We evaluated the clinical and imaging outcomes of arthroscopic suture-bridge repair of full-thickness rotator cuff tears.Methods:
From May 2007 to April 2008, seventy-nine patients with a full-thickness rotator cuff tear consecutively underwent arthroscopic suture-bridge repair. The mean age of the patients was 58.3 years (range, thirty-eight to seventy-eight years), and the mean duration of follow-up was 30.6 months (range, twenty-four to forty-four months). Seventy-three patients underwent postoperative ultrasonography or magnetic resonance imaging; seventy-one underwent the imaging at a minimum of two years postoperatively, and the remaining two did so after the operation because of persistent symptoms. The clinical results of seventy-seven patients (all except two who had undergone revision) were evaluated at a minimum of two years postoperatively. University of California at Los Angeles (UCLA), American Shoulder and Elbow Surgeons (ASES), and Constant-Murley scores were used for clinical and functional evaluations before surgery and at the time of final follow-up.Results:
The imaging follow-up rate was 92%, and the follow-up rate for clinical evaluation was 100%. The re-tear rate after suture-bridge repair was 15%. The re-tear rate of the medium, large, and massive tears (as classified according to the anterior-to-posterior diameter of the tear) was 12%, 21%, and 22%, respectively.

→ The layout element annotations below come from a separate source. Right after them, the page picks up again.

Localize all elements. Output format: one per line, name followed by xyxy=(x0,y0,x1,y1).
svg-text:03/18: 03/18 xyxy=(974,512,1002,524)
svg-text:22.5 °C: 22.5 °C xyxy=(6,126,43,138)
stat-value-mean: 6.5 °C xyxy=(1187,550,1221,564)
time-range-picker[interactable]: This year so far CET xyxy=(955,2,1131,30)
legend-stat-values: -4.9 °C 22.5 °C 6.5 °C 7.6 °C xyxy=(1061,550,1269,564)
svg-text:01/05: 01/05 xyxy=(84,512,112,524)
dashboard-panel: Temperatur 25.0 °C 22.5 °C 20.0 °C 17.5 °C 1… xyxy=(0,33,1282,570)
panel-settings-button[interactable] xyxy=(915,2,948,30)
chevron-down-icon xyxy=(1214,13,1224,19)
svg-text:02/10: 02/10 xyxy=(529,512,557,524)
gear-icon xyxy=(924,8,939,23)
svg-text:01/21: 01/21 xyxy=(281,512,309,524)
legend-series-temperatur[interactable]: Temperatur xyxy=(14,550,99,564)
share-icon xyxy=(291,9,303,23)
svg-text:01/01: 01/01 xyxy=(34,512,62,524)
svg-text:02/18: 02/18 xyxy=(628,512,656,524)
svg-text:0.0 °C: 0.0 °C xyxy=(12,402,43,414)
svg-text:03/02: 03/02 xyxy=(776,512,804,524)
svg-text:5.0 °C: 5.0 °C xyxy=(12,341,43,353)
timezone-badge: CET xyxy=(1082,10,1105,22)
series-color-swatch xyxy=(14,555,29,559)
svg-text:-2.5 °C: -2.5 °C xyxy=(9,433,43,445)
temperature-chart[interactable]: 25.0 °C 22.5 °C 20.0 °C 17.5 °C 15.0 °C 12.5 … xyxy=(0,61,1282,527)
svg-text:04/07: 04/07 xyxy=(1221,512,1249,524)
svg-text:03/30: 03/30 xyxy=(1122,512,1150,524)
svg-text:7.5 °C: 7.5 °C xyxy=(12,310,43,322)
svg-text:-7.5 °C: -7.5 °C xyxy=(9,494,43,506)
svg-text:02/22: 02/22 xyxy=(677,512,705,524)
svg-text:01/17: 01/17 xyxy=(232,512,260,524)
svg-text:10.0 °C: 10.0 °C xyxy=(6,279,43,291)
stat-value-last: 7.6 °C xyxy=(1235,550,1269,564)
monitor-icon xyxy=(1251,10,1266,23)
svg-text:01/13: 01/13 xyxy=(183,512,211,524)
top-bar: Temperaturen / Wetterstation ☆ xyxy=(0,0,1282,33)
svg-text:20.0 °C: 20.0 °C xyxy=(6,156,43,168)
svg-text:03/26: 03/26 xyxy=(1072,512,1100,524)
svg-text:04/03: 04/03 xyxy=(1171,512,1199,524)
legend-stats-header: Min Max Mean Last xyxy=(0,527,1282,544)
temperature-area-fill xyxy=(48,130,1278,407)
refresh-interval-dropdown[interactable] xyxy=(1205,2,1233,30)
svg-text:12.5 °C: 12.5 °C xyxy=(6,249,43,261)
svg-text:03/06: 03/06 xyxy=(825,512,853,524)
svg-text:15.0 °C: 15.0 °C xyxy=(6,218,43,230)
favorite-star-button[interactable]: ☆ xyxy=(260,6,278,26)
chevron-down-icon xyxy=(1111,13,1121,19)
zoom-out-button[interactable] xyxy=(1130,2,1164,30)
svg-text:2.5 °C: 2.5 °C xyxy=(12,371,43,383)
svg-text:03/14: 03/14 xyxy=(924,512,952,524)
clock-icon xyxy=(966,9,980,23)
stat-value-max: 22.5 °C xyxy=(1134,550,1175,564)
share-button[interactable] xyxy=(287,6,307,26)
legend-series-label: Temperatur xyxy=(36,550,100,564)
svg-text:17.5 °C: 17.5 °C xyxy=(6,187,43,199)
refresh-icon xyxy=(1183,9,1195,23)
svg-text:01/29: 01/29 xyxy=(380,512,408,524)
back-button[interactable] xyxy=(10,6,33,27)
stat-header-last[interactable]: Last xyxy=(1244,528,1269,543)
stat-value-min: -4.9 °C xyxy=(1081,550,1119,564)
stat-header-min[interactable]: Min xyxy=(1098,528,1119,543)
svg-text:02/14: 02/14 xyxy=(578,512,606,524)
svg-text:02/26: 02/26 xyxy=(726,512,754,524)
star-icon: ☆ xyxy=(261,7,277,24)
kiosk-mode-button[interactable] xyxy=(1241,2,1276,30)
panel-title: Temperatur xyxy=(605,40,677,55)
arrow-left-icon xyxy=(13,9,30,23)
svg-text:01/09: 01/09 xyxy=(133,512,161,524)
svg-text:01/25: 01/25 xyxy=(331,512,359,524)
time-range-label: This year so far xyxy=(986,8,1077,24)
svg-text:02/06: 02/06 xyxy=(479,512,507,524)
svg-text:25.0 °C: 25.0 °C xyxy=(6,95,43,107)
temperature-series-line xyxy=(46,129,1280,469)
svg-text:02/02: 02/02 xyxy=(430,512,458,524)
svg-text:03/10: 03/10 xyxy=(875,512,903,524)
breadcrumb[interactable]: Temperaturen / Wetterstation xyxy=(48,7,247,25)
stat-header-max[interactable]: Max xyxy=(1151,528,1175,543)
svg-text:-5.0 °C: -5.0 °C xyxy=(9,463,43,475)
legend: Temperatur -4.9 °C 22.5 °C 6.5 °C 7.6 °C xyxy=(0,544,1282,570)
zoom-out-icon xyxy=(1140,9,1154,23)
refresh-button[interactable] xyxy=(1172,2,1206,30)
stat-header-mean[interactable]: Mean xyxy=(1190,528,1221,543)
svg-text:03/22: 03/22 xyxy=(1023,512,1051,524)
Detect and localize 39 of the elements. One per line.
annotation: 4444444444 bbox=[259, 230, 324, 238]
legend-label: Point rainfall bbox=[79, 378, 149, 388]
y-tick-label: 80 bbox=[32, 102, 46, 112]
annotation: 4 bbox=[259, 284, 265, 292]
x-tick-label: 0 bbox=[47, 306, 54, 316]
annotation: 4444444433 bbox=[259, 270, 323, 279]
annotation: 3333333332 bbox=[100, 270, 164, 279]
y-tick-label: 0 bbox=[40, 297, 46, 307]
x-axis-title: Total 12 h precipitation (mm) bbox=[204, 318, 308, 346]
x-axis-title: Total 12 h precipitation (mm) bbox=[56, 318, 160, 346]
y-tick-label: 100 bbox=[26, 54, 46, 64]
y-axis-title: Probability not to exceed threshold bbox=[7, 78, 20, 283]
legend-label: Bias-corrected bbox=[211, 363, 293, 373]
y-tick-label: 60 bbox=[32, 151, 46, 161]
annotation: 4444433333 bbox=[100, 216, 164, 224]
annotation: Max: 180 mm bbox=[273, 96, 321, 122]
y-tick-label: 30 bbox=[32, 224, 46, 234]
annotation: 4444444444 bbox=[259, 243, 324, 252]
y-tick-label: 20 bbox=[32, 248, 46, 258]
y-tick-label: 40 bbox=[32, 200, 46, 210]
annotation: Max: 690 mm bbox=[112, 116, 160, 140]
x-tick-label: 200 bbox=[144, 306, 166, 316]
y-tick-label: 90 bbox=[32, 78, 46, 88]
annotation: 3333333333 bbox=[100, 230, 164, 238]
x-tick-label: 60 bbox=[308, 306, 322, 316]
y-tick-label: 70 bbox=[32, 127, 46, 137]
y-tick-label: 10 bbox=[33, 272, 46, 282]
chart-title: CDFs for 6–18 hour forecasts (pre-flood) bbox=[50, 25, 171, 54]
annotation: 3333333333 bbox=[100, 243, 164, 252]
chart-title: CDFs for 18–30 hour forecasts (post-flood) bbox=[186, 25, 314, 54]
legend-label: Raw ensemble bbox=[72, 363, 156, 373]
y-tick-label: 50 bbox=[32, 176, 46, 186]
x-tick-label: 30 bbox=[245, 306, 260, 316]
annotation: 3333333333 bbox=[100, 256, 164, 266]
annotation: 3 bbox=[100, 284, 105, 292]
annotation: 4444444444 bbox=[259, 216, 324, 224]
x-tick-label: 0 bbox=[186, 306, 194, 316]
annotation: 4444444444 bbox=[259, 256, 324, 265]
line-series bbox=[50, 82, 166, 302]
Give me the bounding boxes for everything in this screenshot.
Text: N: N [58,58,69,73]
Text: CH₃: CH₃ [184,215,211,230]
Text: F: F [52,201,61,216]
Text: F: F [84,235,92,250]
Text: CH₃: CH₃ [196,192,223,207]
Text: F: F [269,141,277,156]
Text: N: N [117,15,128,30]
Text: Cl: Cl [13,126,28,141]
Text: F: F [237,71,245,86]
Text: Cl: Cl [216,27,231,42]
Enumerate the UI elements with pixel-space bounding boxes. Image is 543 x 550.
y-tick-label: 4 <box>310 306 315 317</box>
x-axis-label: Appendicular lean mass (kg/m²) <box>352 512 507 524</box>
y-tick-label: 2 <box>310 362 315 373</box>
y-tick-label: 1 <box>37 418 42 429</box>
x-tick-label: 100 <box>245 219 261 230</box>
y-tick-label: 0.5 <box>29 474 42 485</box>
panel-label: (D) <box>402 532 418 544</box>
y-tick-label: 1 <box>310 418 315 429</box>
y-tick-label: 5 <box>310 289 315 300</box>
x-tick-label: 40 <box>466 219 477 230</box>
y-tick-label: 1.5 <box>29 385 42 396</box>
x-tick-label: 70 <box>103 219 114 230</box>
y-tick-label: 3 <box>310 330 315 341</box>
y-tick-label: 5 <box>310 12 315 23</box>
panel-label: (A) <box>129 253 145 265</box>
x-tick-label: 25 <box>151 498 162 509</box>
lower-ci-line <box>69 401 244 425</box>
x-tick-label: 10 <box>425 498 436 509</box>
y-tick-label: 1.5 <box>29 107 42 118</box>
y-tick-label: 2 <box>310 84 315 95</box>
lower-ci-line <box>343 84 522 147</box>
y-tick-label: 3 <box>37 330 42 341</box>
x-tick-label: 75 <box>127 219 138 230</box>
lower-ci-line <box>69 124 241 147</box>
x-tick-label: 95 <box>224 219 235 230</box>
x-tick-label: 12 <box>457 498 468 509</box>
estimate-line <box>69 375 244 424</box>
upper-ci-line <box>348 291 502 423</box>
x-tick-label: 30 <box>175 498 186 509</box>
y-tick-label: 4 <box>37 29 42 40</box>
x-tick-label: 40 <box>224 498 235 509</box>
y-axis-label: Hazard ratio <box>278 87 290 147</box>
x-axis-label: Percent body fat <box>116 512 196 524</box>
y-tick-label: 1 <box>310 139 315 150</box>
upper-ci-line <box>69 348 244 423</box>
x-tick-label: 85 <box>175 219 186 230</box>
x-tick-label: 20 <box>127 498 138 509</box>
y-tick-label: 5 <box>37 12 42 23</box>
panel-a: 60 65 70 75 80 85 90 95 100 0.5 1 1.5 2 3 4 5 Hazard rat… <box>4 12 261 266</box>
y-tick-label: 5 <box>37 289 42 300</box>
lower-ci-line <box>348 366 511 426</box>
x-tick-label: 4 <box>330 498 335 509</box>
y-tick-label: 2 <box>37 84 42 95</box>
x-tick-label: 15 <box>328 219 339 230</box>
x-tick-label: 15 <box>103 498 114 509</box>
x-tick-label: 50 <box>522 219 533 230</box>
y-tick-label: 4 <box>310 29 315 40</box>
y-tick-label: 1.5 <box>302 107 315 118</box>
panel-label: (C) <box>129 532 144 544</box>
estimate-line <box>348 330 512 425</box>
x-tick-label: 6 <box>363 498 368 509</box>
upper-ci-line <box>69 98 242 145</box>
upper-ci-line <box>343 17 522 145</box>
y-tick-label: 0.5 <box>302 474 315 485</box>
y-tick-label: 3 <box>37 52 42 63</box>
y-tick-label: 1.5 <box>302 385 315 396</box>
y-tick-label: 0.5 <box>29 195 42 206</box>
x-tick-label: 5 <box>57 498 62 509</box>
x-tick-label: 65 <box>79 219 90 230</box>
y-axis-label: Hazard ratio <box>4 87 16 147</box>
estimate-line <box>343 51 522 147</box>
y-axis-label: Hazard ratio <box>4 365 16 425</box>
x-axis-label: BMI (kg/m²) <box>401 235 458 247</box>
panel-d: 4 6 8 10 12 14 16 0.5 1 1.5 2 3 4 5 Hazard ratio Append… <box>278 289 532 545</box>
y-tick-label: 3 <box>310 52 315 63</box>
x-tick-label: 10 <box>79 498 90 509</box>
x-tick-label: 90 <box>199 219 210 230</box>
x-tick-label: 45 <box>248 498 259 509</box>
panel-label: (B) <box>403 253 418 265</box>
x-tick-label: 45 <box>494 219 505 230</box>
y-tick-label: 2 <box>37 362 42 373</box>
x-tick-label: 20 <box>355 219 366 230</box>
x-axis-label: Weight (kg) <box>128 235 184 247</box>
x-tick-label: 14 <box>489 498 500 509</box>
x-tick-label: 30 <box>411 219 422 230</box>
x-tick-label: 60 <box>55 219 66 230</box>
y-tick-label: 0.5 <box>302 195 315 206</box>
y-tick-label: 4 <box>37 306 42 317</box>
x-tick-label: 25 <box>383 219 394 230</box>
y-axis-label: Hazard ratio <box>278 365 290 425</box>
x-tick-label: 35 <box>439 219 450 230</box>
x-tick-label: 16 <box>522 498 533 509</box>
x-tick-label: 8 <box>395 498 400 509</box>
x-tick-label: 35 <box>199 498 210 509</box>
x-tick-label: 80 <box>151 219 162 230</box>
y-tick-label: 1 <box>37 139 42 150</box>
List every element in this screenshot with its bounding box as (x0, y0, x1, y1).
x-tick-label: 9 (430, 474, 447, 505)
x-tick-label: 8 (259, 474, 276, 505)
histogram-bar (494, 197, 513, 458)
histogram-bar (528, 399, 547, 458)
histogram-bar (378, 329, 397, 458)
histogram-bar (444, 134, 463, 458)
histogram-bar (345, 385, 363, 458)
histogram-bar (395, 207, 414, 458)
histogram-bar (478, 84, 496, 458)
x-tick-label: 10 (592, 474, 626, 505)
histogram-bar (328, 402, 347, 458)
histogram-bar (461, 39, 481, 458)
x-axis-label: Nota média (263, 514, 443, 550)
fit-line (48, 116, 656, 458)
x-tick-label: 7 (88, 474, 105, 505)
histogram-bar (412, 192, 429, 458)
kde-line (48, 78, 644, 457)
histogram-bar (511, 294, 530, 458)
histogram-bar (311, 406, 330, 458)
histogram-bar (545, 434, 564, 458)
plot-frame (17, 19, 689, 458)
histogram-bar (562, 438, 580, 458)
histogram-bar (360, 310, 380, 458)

Massive and large tears tended to show a higher re-tear rate than did medium tears, but the difference was not significant (p = 0.417 and p = 0.964, respectively). The mean UCLA, ASES, and Constant-Murley scores improved from 21.6, 50.4, and 52.7 preoperatively to 30.9, 86.2, and 74.7 at the time of final follow-up (p < 0.001). However, the clinical outcomes after the operation did not differ significantly between the patients who had healing of the tear and those who did not (p = 0.438, p = 0.625, and p = 0.898 for the UCLA, ASES, and Constant-Murley scores, respectively).Conclusions:
Arthroscopic suture-bridge repair of full-thickness rotator cuff tears was followed by a re-tear rate of 15% as seen with imaging and resulted in significant improvement of functional outcomes and clinical results compared with the preoperative findings.Level of Evidence:
Therapeutic Level IV. See Instructions for Authors for a complete description of levels of evidence.